Goucher Community Garden


The Goucher Community Garden provides shared resources for students and Edenwald neighbors to grow fresh, sustainable produce, herbs, and flowers. We offer gardening guidance and seasonal workshops to support growers of all experience levels. Volunteers will participate in seasonal planning/planting, communal watering, and volunteer maintenance and harvest-sharing. Please contact the Goucher College student leadership team (community@goucher.edu) to get involved or check our instagram feed (@gardeningatgoucher) for upcoming volunteer events.

Currently, all plots are shared and no one individual has ownership of individual garden beds. Please consult with the student leadership team before harvesting or planting anything additional.
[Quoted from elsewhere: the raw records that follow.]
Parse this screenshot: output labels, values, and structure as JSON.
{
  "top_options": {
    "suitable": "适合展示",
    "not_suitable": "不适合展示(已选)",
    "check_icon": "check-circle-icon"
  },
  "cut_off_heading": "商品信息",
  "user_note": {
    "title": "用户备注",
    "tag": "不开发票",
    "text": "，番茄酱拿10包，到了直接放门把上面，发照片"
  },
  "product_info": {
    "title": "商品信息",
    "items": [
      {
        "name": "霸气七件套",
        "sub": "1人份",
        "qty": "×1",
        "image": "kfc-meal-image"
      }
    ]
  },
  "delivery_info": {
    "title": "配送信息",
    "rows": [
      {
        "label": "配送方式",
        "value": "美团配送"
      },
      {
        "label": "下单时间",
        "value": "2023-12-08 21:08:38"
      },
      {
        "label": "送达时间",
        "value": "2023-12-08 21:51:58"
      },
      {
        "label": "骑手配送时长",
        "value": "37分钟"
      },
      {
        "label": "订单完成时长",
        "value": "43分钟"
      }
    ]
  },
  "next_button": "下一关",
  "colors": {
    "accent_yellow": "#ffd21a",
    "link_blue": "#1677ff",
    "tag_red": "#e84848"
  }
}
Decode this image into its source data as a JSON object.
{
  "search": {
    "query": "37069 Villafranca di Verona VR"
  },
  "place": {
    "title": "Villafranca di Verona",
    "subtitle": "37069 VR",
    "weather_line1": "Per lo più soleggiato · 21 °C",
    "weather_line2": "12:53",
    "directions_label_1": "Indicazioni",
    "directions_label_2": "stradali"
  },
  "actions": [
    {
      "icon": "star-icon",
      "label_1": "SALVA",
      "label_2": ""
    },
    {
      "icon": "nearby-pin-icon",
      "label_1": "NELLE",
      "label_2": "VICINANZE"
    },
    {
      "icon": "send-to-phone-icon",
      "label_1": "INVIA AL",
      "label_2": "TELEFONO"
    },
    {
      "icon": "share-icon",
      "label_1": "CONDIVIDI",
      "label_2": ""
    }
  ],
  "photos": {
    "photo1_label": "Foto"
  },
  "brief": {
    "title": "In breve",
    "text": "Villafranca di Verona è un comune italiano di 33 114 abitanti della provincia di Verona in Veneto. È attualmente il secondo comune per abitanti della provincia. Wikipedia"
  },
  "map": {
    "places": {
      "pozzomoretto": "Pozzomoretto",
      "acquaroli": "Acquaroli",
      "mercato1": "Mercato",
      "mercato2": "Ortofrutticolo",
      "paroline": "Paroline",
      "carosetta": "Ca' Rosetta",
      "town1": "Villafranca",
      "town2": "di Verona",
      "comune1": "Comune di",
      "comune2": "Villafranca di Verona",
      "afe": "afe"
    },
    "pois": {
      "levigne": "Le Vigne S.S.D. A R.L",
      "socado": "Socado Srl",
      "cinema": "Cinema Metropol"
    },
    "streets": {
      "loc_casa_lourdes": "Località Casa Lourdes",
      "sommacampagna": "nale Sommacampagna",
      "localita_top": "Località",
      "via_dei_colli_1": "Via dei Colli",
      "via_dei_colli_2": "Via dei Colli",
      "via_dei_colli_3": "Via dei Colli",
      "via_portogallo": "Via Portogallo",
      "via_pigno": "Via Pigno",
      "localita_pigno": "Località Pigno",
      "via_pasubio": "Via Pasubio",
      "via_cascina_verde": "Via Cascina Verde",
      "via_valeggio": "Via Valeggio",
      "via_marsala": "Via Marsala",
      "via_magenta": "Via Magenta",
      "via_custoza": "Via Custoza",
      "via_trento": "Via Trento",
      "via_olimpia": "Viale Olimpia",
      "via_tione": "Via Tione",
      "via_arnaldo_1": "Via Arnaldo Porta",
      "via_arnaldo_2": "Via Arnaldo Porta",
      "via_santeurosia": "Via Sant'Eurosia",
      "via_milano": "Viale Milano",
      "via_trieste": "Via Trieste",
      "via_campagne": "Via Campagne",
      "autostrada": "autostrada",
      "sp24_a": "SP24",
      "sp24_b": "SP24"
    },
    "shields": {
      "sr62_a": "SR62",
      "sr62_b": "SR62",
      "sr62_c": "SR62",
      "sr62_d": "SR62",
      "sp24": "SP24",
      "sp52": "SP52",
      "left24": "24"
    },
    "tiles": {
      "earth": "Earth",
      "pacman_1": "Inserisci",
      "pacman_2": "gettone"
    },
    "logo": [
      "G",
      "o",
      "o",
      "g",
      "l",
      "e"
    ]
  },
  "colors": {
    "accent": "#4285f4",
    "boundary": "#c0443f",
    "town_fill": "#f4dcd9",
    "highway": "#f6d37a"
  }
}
If you have suggestions on things to plant, or topics for workshops, please contact us at community@goucher.edu.

Mission Statement

Through community connections, environmental education, and a commitment to practices grounded in both, the Goucher Community Garden fosters meaningful relationships, promotes sustainable stewardship, and supports the college’s mission to inspire global changemakers.

The Goucher Community Garden is a student-led initiative under the Office of Community-Based Learning. Established to provide a space for environmental education, community collaboration, and a “third space” for connection, the garden welcomes and encourages community involvement and is intentionally designed using universal design principles to ensure accessibility for people of all ages and abilities. We strive to cultivate a garden culture grounded in the acceptance and uplifting of all identities and capabilities.

Land Acknowledgement

We/I acknowledge that Goucher College currently occupies land within the geographic sphere of influence of the Susquehannock Tribe. They maintained a kinship with the land and believed that the land held no boundaries or ownership by Indigenous peoples. 

We/I acknowledge that settler colonists and colonial structures are responsible for the displacement and genocide of Indigenous peoples through physical violence, forced removals, and Indigenous erasure. Refugees from genocided tribes formed new kinship relationships within neighboring tribes as a method of survival. While there are no Susquehannock polities today, Susquehannock peoples maintain their kinship, traditions, and histories from within neighboring tribes and maintain a vital kinship relationship with the Susquehanna River.

We/I acknowledge that we are uninvited guests currently occupying the ancestral homelands of the Susquehannock Tribe, as the result of broken treaties.

We/I acknowledge the wisdom of the Susquehannock Tribe, the Piscataway Indian Nation, the Piscataway Conoy Tribe, and the Choptico Band of Indians who graciously provided their time, histories, and knowledge to inform this land acknowledgement and educate the settler mindset. We recognize that the Cedarville Band of the Piscataway Indians also maintains a kinship with the land and has knowledge of histories, traditions, and cultures.

We/I acknowledge the commitment that Goucher College has made to understand and repair the wrongs of the past. The college is dedicated to moving forward and establishing meaningful and authentic relationships with Indigenous communities. This statement is a step in combatting Indigenous erasure and negative stereotypes.